11月29日は、少し出来が良かった。頭部も参加させることで、組手の中で横を向いてしまうことが無くなっていた。それから一週間後、12月4日金曜日の稽古で、不思議なことが起きた。立禅を15分程していたところ、急に肩が下がって、首が伸びたのだ。肩首に関しては、もうすでに充分な状態であると思い込んでいたので、これは意外な変化だった。そしてこの日は組手は無かったが、推手で体の進化を感じられた。しかしながらこの2日後の12月6日の稽古では、組手の出来が悪かった。立禅において、喉→胸→腹→太ももの前側に一体感が出てきたことが面白く感じられて、この状態のまま組手に挑んでしまったので、動きは硬く、反応できない、変化できない、動けない、の三重苦であった。それでも気持ち的にはリラックスして組手に臨めたので、気持ちの面では多少なりとも、進歩したのかもしれない。
「新しい体の使い方」というと、今までの話の流れから、「新しい→体の使い方」という取られ方をされてしまうと思ったので、「新しい体←の使い方」と表記してみた。新しい体とは、骨盤の角度を尻さがりに調整した後の体のことであるが、前述のように、この体を使って良い効果が得られたこともあったが、使い慣れていないばっかりに、勘違いの方向へ行ってしまう場合もあった。12月6日の出来の悪い組手の教訓から、もっと体を緩めて、反応できる姿勢、変化できる状態、を保つ工夫が必要だと思った。幸いにも先輩のIさんから「お腹ブルブル立禅」と「鯉の滝登り効果」を教えていただいたので、これをベースに5日間の自主練ができた。

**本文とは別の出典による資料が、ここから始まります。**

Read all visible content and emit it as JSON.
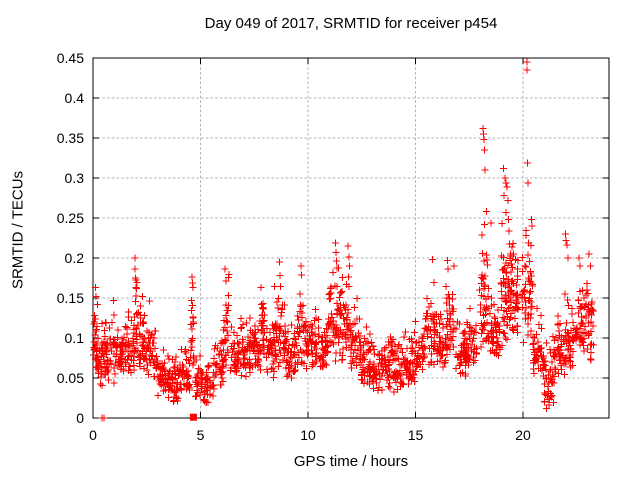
{
  "figure": {
    "background": "#ffffff",
    "border_color": "#000000",
    "grid_color": "#b0b0b0",
    "text_color": "#000000"
  },
  "chart_data": {
    "type": "scatter",
    "title": "Day 049 of 2017, SRMTID for receiver p454",
    "xlabel": "GPS time / hours",
    "ylabel": "SRMTID / TECUs",
    "xlim": [
      0,
      24
    ],
    "ylim": [
      0,
      0.45
    ],
    "xticks": [
      0,
      5,
      10,
      15,
      20
    ],
    "yticks": [
      0,
      0.05,
      0.1,
      0.15,
      0.2,
      0.25,
      0.3,
      0.35,
      0.4,
      0.45
    ],
    "grid": true,
    "grid_style": "dotted",
    "legend": "none",
    "marker": {
      "symbol": "plus",
      "color": "#ff0000",
      "size": 7
    },
    "seed": 49,
    "baseline_bins": [
      [
        0.1,
        0.05,
        0.165,
        22,
        0.18
      ],
      [
        0.35,
        0.04,
        0.12,
        40,
        0.45
      ],
      [
        0.8,
        0.04,
        0.135,
        42,
        0.5
      ],
      [
        1.3,
        0.05,
        0.125,
        42,
        0.5
      ],
      [
        1.75,
        0.05,
        0.145,
        42,
        0.5
      ],
      [
        2.0,
        0.08,
        0.2,
        14,
        0.12
      ],
      [
        2.3,
        0.06,
        0.152,
        38,
        0.45
      ],
      [
        2.75,
        0.05,
        0.125,
        38,
        0.5
      ],
      [
        3.25,
        0.025,
        0.09,
        42,
        0.5
      ],
      [
        3.75,
        0.02,
        0.078,
        44,
        0.5
      ],
      [
        4.25,
        0.03,
        0.095,
        42,
        0.5
      ],
      [
        4.62,
        0.05,
        0.176,
        18,
        0.15
      ],
      [
        4.95,
        0.02,
        0.085,
        30,
        0.4
      ],
      [
        5.4,
        0.015,
        0.075,
        34,
        0.5
      ],
      [
        5.85,
        0.04,
        0.115,
        38,
        0.5
      ],
      [
        6.2,
        0.06,
        0.186,
        26,
        0.25
      ],
      [
        6.6,
        0.05,
        0.115,
        38,
        0.4
      ],
      [
        7.1,
        0.05,
        0.13,
        42,
        0.5
      ],
      [
        7.6,
        0.055,
        0.14,
        42,
        0.5
      ],
      [
        7.9,
        0.07,
        0.165,
        22,
        0.2
      ],
      [
        8.3,
        0.05,
        0.13,
        42,
        0.5
      ],
      [
        8.7,
        0.06,
        0.185,
        40,
        0.5
      ],
      [
        9.2,
        0.05,
        0.13,
        42,
        0.5
      ],
      [
        9.7,
        0.06,
        0.175,
        42,
        0.5
      ],
      [
        10.2,
        0.06,
        0.145,
        42,
        0.5
      ],
      [
        10.7,
        0.06,
        0.135,
        42,
        0.5
      ],
      [
        11.2,
        0.07,
        0.205,
        46,
        0.5
      ],
      [
        11.7,
        0.07,
        0.2,
        46,
        0.5
      ],
      [
        12.2,
        0.06,
        0.155,
        42,
        0.5
      ],
      [
        12.7,
        0.04,
        0.115,
        42,
        0.5
      ],
      [
        13.2,
        0.03,
        0.1,
        42,
        0.5
      ],
      [
        13.7,
        0.035,
        0.11,
        42,
        0.5
      ],
      [
        14.2,
        0.03,
        0.1,
        42,
        0.5
      ],
      [
        14.7,
        0.04,
        0.11,
        42,
        0.5
      ],
      [
        15.2,
        0.05,
        0.125,
        42,
        0.5
      ],
      [
        15.7,
        0.06,
        0.185,
        42,
        0.5
      ],
      [
        16.2,
        0.06,
        0.155,
        42,
        0.5
      ],
      [
        16.6,
        0.07,
        0.185,
        38,
        0.4
      ],
      [
        17.1,
        0.05,
        0.13,
        42,
        0.5
      ],
      [
        17.6,
        0.06,
        0.145,
        42,
        0.5
      ],
      [
        18.2,
        0.08,
        0.235,
        48,
        0.45
      ],
      [
        18.7,
        0.07,
        0.175,
        44,
        0.5
      ],
      [
        19.2,
        0.09,
        0.245,
        52,
        0.45
      ],
      [
        19.6,
        0.1,
        0.235,
        48,
        0.4
      ],
      [
        20.2,
        0.09,
        0.235,
        48,
        0.5
      ],
      [
        20.7,
        0.05,
        0.145,
        42,
        0.5
      ],
      [
        21.2,
        0.015,
        0.105,
        42,
        0.5
      ],
      [
        21.7,
        0.05,
        0.135,
        42,
        0.5
      ],
      [
        22.2,
        0.06,
        0.165,
        42,
        0.5
      ],
      [
        22.7,
        0.07,
        0.175,
        42,
        0.5
      ],
      [
        23.1,
        0.07,
        0.185,
        34,
        0.35
      ]
    ],
    "spikes": [
      [
        0.12,
        0.163
      ],
      [
        0.13,
        0.152
      ],
      [
        0.2,
        0.142
      ],
      [
        0.95,
        0.147
      ],
      [
        1.95,
        0.2
      ],
      [
        1.96,
        0.186
      ],
      [
        1.98,
        0.175
      ],
      [
        2.02,
        0.162
      ],
      [
        2.3,
        0.152
      ],
      [
        2.62,
        0.146
      ],
      [
        4.6,
        0.176
      ],
      [
        4.62,
        0.169
      ],
      [
        4.64,
        0.163
      ],
      [
        4.58,
        0.147
      ],
      [
        6.15,
        0.186
      ],
      [
        6.18,
        0.171
      ],
      [
        7.82,
        0.163
      ],
      [
        8.68,
        0.195
      ],
      [
        8.7,
        0.178
      ],
      [
        9.68,
        0.19
      ],
      [
        9.7,
        0.179
      ],
      [
        11.28,
        0.219
      ],
      [
        11.3,
        0.207
      ],
      [
        11.33,
        0.196
      ],
      [
        11.86,
        0.215
      ],
      [
        11.9,
        0.201
      ],
      [
        11.93,
        0.19
      ],
      [
        15.78,
        0.198
      ],
      [
        16.48,
        0.197
      ],
      [
        16.52,
        0.186
      ],
      [
        16.78,
        0.19
      ],
      [
        18.14,
        0.362
      ],
      [
        18.16,
        0.355
      ],
      [
        18.18,
        0.348
      ],
      [
        18.2,
        0.335
      ],
      [
        18.24,
        0.31
      ],
      [
        18.3,
        0.258
      ],
      [
        18.22,
        0.242
      ],
      [
        18.52,
        0.244
      ],
      [
        19.1,
        0.312
      ],
      [
        19.16,
        0.3
      ],
      [
        19.22,
        0.294
      ],
      [
        19.26,
        0.289
      ],
      [
        19.12,
        0.278
      ],
      [
        19.3,
        0.272
      ],
      [
        19.2,
        0.257
      ],
      [
        19.32,
        0.248
      ],
      [
        20.18,
        0.445
      ],
      [
        20.19,
        0.435
      ],
      [
        20.2,
        0.319
      ],
      [
        20.23,
        0.294
      ],
      [
        20.4,
        0.248
      ],
      [
        20.42,
        0.24
      ],
      [
        21.0,
        0.02
      ],
      [
        21.1,
        0.012
      ],
      [
        21.22,
        0.016
      ],
      [
        21.32,
        0.026
      ],
      [
        21.98,
        0.23
      ],
      [
        22.0,
        0.222
      ],
      [
        22.04,
        0.216
      ],
      [
        22.1,
        0.2
      ],
      [
        22.6,
        0.2
      ],
      [
        22.64,
        0.19
      ],
      [
        23.08,
        0.205
      ],
      [
        23.14,
        0.19
      ]
    ],
    "zero_points": [
      [
        0.42,
        0
      ],
      [
        0.5,
        0
      ]
    ],
    "cluster_square": {
      "x": 4.67,
      "y": 0.001
    }
  }
}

蛇足ながら、12月11日の金曜日は雨の為、朝の自主練が出来なかった。しかし不思議なことに、藤沢始発のオバQ線に座った途端、今までとは明らかに違って首が良く動くようになっている自分に気づいた。今までは動いていなかったある部分の関節が動き始めたような感覚だった。
嗚呼、交流会
5日間の自主練の中から、お腹の中に車輪が二つできて、これを交互に回しながら歩を進める感覚ができてきた。名づけて、機関車トーマス作戦! この作戦が功を奏し、12月13日の交流会では、そこそこ思い描いていた体を緩めて、反応できる姿勢、変化できる状態、を保つ組手ができたと思う。まあ、前回の組手の出来がNGだったので、ジンクス通りに出来の悪い週の次に、出来の良い週が来ただけかもしれないが…。
また、交流会参加が一年半ぶりとなるトミリュウには、島田先生や鹿志村先生からの貴重なアドバイスがありがたく、次への飛躍のステップの新しい課題をいただけた。もう課題満載で、お腹一杯の忘年会であった。